When she was first diagnosed they put her on Rilutek which is the only drug used to treat ALS. "Treatment" for ALS means maybe extending life for 3-5 months by slowing the progression. At that time she said she only wanted to take Rilutek until her quality of life was getting poor and then she wanted to go off of it. This week she made the choice to stop taking it.

As for her breathing its hard to tell if there has been much of a change. If she is changing it is definitely not as noticeable as it was before. Although she is not attempting any physical activity anymore so we just might not be able to tell. Today we did increase the pressure on her cough assist machine to make her cough still effective. Her BiPAP machine has been at a pressure of 12 but today she felt like she wasn't getting enough air to be comfortable so we bumped the pressure up to 13. She has an apt on Tuesday afternoon at the ALS clinic and they will perform another Pulmonary Function Test. That will give us an indication for how much lung capacity she has lost over the last 3 weeks.

She got a sip-and-puff machine right before Christmas. A sip-and-puff machine is a non-invasive ventilator and can sustain her life indefinitely by breathing for her. The upside of the sip-and-puff machine is that it can be used as a portable BiPAP machine. This will allow her to leave the house and keep her oxygen saturation levels up. The down side is that it is a ventilator and by definition can bring heavy choices with it. While there are many people who choose to use ventilators it just wasn't what my Mom wanted and she has put that in her Advance Directive. For now she doesn't wear it very often, but that could change in the future.
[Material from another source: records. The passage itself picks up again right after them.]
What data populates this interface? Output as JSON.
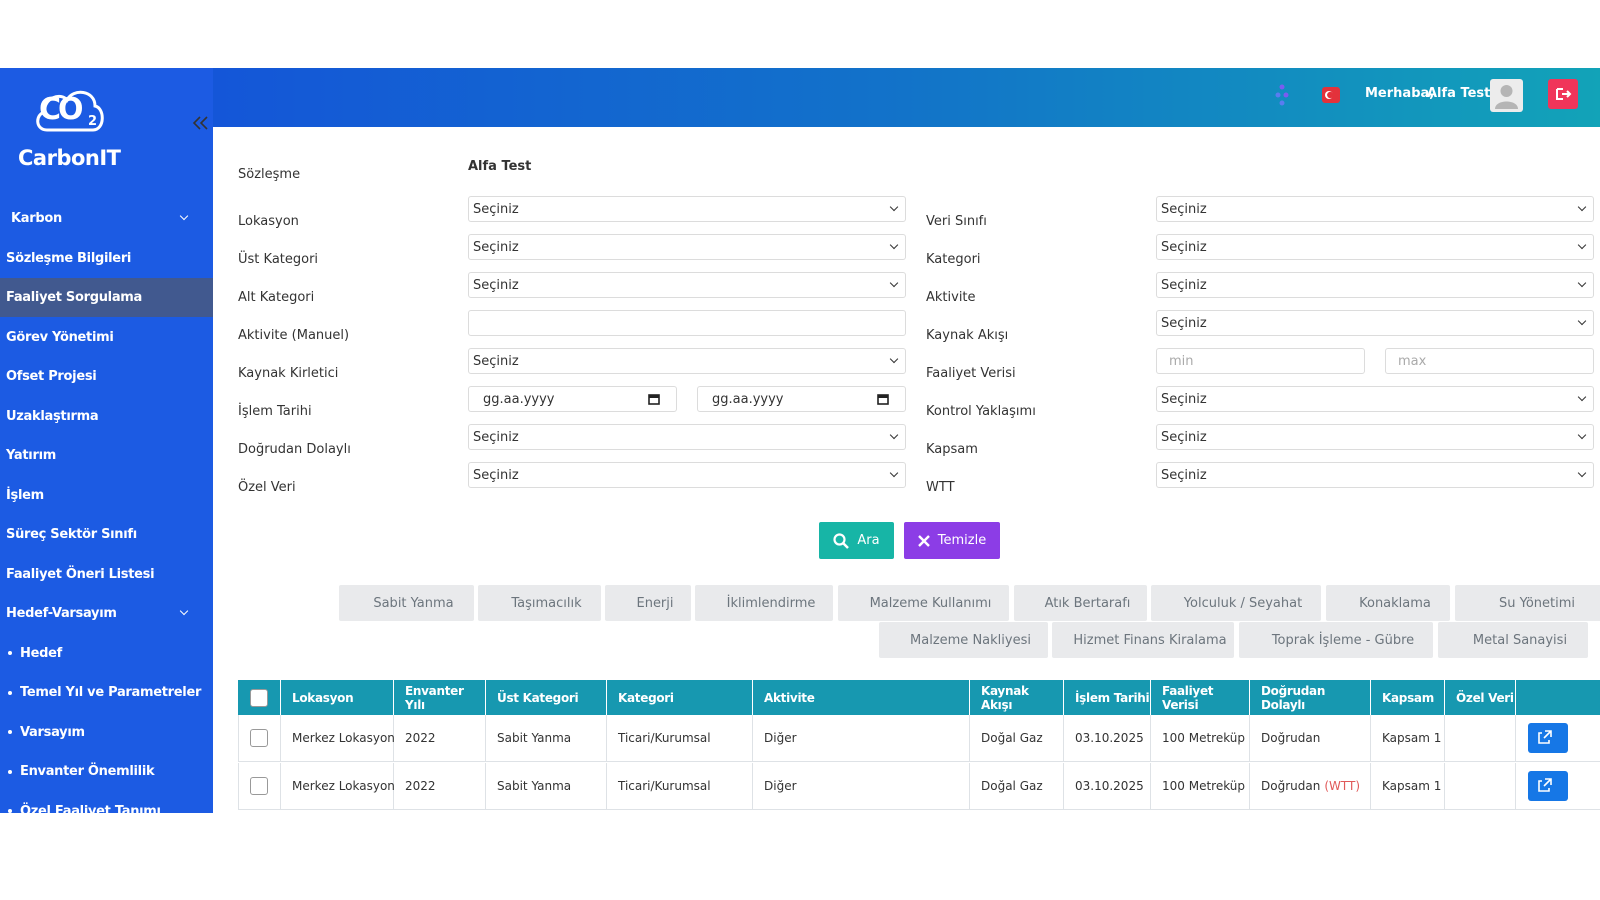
{
  "brand": {
    "logo": "CO",
    "logo_sub": "2",
    "name": "CarbonIT"
  },
  "sidebar": {
    "items": [
      {
        "label": "Karbon",
        "expand": true
      },
      {
        "label": "Sözleşme Bilgileri"
      },
      {
        "label": "Faaliyet Sorgulama",
        "active": true
      },
      {
        "label": "Görev Yönetimi"
      },
      {
        "label": "Ofset Projesi"
      },
      {
        "label": "Uzaklaştırma"
      },
      {
        "label": "Yatırım"
      },
      {
        "label": "İşlem"
      },
      {
        "label": "Süreç Sektör Sınıfı"
      },
      {
        "label": "Faaliyet Öneri Listesi"
      },
      {
        "label": "Hedef-Varsayım",
        "expand": true
      },
      {
        "label": "Hedef",
        "sub": true
      },
      {
        "label": "Temel Yıl ve Parametreler",
        "sub": true
      },
      {
        "label": "Varsayım",
        "sub": true
      },
      {
        "label": "Envanter Önemlilik",
        "sub": true
      },
      {
        "label": "Özel Faaliyet Tanımı",
        "sub": true
      }
    ]
  },
  "header": {
    "greeting": "Merhaba,",
    "user": "Alfa Test"
  },
  "form": {
    "contract_label": "Sözleşme",
    "contract_value": "Alfa Test",
    "left_fields": [
      {
        "label": "Lokasyon",
        "kind": "select",
        "text": [
          "Seçiniz"
        ]
      },
      {
        "label": "Üst Kategori",
        "kind": "select",
        "text": [
          "Seçiniz"
        ]
      },
      {
        "label": "Alt Kategori",
        "kind": "select",
        "text": [
          "Seçiniz"
        ]
      },
      {
        "label": "Aktivite (Manuel)",
        "kind": "text",
        "text": []
      },
      {
        "label": "Kaynak Kirletici",
        "kind": "select",
        "text": [
          "Seçiniz"
        ]
      },
      {
        "label": "İşlem Tarihi",
        "kind": "date",
        "text": [
          "gg.aa.yyyy",
          "gg.aa.yyyy"
        ]
      },
      {
        "label": "Doğrudan Dolaylı",
        "kind": "select",
        "text": [
          "Seçiniz"
        ]
      },
      {
        "label": "Özel Veri",
        "kind": "select",
        "text": [
          "Seçiniz"
        ]
      }
    ],
    "right_fields": [
      {
        "label": "Veri Sınıfı",
        "kind": "select",
        "text": [
          "Seçiniz"
        ]
      },
      {
        "label": "Kategori",
        "kind": "select",
        "text": [
          "Seçiniz"
        ]
      },
      {
        "label": "Aktivite",
        "kind": "select",
        "text": [
          "Seçiniz"
        ]
      },
      {
        "label": "Kaynak Akışı",
        "kind": "select",
        "text": [
          "Seçiniz"
        ]
      },
      {
        "label": "Faaliyet Verisi",
        "kind": "range",
        "text": [
          "min",
          "max"
        ]
      },
      {
        "label": "Kontrol Yaklaşımı",
        "kind": "select",
        "text": [
          "Seçiniz"
        ]
      },
      {
        "label": "Kapsam",
        "kind": "select",
        "text": [
          "Seçiniz"
        ]
      },
      {
        "label": "WTT",
        "kind": "select",
        "text": [
          "Seçiniz"
        ]
      }
    ]
  },
  "buttons": {
    "search": "Ara",
    "clear": "Temizle"
  },
  "tabs": [
    [
      "Sabit Yanma",
      "Taşımacılık",
      "Enerji",
      "İklimlendirme",
      "Malzeme Kullanımı",
      "Atık Bertarafı",
      "Yolculuk / Seyahat",
      "Konaklama",
      "Su Yönetimi"
    ],
    [
      "Malzeme Nakliyesi",
      "Hizmet Finans Kiralama",
      "Toprak İşleme - Gübre",
      "Metal Sanayisi"
    ]
  ],
  "table": {
    "columns": [
      "Lokasyon",
      "Envanter Yılı",
      "Üst Kategori",
      "Kategori",
      "Aktivite",
      "Kaynak Akışı",
      "İşlem Tarihi",
      "Faaliyet Verisi",
      "Doğrudan Dolaylı",
      "Kapsam",
      "Özel Veri"
    ],
    "rows": [
      {
        "cells": [
          "Merkez Lokasyon",
          "2022",
          "Sabit Yanma",
          "Ticari/Kurumsal",
          "Diğer",
          "Doğal Gaz",
          "03.10.2025",
          "100 Metreküp",
          "Doğrudan",
          "Kapsam 1",
          ""
        ]
      },
      {
        "cells": [
          "Merkez Lokasyon",
          "2022",
          "Sabit Yanma",
          "Ticari/Kurumsal",
          "Diğer",
          "Doğal Gaz",
          "03.10.2025",
          "100 Metreküp",
          "Doğrudan",
          "Kapsam 1",
          ""
        ],
        "tag": "(WTT)"
      }
    ]
  }
}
She still has some use of her legs but even their strength is diminishing. She is still able to do the stairs with assistance as long as she has not taken Xanax. For the last few weeks she has been taking a small dose of Xanax some evenings to help her relax and get rid of anxiety. It makes her feel better but it also makes her body go limp and getting her up the stairs is not easy!

The good news is that she is no longer having the sympathetic nerve pain in her arm and shoulder. Once she stopped trying to sleep on her side and got use to the hospital bed, her pain in the night diminished. She still has aches and pains from her muscles deteriorating but we can give her something and it works to take that pain away. Its nice that when she is losing so much she is also losing the bad things :) We will celebrate that loss for sure!

Emotionally this has been a rough week and while we expected it, its still hard. We are having to evaluate the necessity of caretakers as well as if, when, and how long I will be going home for. There is nothing easy about these decisions and its made everyone a little bit edgy. The Holidays are over and its one more milestone that has flown by. There is nothing we can do now but give ourselves time to find new footing and meaning in all of this.

I know we all will, we just need time.